Los resultados de las pericias toxicológicas, realizados este lunes en el Laboratorio Químico de la Policía Científica de Dolores, confirmaron que los dos conductores implicados en el siniestro habían consumido alcohol antes del impacto que dejó a Bastian con heridas gravísimas.
Fuentes judiciales confirmaron a Infobae que tanto Noami Quirós, quien conducía el vehículo Maverick (UTV), como Manuel Molinari, al mando de la Volkswagen Amarok, dieron positivo en las pruebas de alcoholemia. Un dato clave que surge del expediente es que la joven de 24 años presentaba una graduación alcohólica superior a la del empresario Molinari, principal imputado en la causa.
En contraste, los peritos no hallaron rastros de alcohol ni de estupefacientes en la sangre de Maximiliano Jerez, padre de Bastian, quien también viajaba en el vehículo pero no estaba al volante. La defensa de Jerez, encabezada por el abogado Matías Morla, designó a un perito de parte para supervisar el proceso y exigió la reserva de muestras para garantizar el derecho a una eventual contrapericia independiente.
El estado de salud de Bastian
Mientras la justicia avanza sobre las responsabilidades penales, el pequeño Bastian pelea por su vida en el Hospital Materno Infantil de Mar del Plata. Este sábado, el niño afrontó su sexta intervención quirúrgica desde que ingresó al centro de salud tras ser trasladado en helicóptero.
El último parte médico detalló que se le realizó una fijación cervical y una traqueostomía.
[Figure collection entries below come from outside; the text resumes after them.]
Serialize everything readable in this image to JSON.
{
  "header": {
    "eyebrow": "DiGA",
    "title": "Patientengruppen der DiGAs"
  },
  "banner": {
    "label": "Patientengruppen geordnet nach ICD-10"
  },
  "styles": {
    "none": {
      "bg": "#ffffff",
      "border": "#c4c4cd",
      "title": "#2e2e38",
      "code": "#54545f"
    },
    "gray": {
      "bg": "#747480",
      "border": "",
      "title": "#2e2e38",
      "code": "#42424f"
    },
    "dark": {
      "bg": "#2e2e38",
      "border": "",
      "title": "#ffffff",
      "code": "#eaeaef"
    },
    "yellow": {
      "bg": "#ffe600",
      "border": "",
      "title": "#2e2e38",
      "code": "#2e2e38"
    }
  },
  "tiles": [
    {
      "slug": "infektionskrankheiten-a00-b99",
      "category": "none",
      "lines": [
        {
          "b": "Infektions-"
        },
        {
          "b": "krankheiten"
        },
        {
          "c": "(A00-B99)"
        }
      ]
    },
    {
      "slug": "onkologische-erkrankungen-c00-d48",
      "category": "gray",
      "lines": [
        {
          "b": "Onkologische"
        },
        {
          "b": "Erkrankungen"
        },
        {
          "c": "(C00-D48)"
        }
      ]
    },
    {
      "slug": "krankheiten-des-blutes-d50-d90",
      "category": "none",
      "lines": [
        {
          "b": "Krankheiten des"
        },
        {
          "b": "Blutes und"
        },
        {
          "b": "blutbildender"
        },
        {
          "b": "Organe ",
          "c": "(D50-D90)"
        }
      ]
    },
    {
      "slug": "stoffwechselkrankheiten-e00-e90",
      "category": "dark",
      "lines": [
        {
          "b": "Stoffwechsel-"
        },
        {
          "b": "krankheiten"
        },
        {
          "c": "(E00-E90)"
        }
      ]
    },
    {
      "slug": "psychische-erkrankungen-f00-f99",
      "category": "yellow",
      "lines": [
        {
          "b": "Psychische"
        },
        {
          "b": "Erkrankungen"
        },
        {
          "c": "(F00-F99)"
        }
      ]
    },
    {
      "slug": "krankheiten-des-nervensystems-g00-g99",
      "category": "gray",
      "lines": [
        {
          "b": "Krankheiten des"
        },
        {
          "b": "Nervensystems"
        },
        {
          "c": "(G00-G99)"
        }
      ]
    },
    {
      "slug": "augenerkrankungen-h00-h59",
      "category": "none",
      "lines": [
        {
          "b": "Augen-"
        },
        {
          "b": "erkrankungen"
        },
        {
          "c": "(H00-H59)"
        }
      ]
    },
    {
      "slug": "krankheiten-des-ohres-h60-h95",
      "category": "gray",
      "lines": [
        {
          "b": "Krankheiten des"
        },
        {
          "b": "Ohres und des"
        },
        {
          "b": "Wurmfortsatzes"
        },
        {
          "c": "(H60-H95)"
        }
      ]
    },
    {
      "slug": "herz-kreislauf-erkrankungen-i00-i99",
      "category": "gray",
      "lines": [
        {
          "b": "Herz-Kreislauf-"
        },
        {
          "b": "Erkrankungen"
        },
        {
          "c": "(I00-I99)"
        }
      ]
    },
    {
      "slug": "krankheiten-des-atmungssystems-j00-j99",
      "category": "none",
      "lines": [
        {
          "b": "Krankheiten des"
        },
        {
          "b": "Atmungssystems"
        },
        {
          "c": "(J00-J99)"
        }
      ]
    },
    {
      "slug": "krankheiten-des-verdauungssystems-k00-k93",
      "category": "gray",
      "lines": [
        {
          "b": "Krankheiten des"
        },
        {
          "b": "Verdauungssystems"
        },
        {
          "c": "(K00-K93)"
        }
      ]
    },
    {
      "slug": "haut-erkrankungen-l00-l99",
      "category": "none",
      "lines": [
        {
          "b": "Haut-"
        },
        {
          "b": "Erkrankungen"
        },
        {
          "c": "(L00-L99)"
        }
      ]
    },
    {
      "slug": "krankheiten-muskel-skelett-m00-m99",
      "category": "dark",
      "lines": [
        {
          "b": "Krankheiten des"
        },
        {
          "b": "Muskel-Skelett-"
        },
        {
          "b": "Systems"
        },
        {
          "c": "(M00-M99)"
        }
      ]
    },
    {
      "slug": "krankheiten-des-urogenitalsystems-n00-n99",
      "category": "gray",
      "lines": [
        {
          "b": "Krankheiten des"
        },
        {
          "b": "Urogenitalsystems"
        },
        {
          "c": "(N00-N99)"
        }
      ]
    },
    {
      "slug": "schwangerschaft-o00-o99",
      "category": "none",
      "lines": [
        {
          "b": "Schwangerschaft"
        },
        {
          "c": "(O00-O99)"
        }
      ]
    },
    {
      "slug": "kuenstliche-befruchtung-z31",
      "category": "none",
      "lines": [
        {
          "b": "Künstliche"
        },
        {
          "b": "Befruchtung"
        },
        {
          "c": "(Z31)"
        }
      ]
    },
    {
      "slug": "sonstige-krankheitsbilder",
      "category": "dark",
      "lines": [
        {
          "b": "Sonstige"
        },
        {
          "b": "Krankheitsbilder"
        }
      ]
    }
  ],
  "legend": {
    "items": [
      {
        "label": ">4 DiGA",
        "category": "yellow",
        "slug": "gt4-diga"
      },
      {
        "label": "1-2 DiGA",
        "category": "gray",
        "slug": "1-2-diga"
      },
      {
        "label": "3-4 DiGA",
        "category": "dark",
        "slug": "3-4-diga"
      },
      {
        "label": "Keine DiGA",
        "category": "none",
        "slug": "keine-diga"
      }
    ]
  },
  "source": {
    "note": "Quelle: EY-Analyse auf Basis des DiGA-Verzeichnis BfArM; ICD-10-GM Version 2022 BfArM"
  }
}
Los especialistas indicaron que, si bien el paciente se encuentra estable, su cuadro sigue siendo delicado debido a las severas lesiones que la resonancia magnética detectó en su cerebro y en la columna cervical. Bastian permanece internado en la unidad de terapia intensiva bajo monitoreo constante.
El accidente
El hecho ocurrió el pasado 14 de enero, cuando el UTV en el que viajaba Bastian junto a su padre y sus dos hermanas colisionó contra la camioneta Amarok en los médanos pinamarenses. El impacto provocó múltiples fracturas de cráneo en el menor y daños estructurales severos en ambos rodados.
El fiscal Sergio García, a cargo de la instrucción, ordenó el secuestro de los dos vehículos y de sus sistemas electrónicos. La justicia busca acceder a los datos almacenados en los grabadores de datos de colisión (EDR), una especie de "caja negra" automotriz que permitirá reconstruir la velocidad, los movimientos previos y la fuerza del impacto.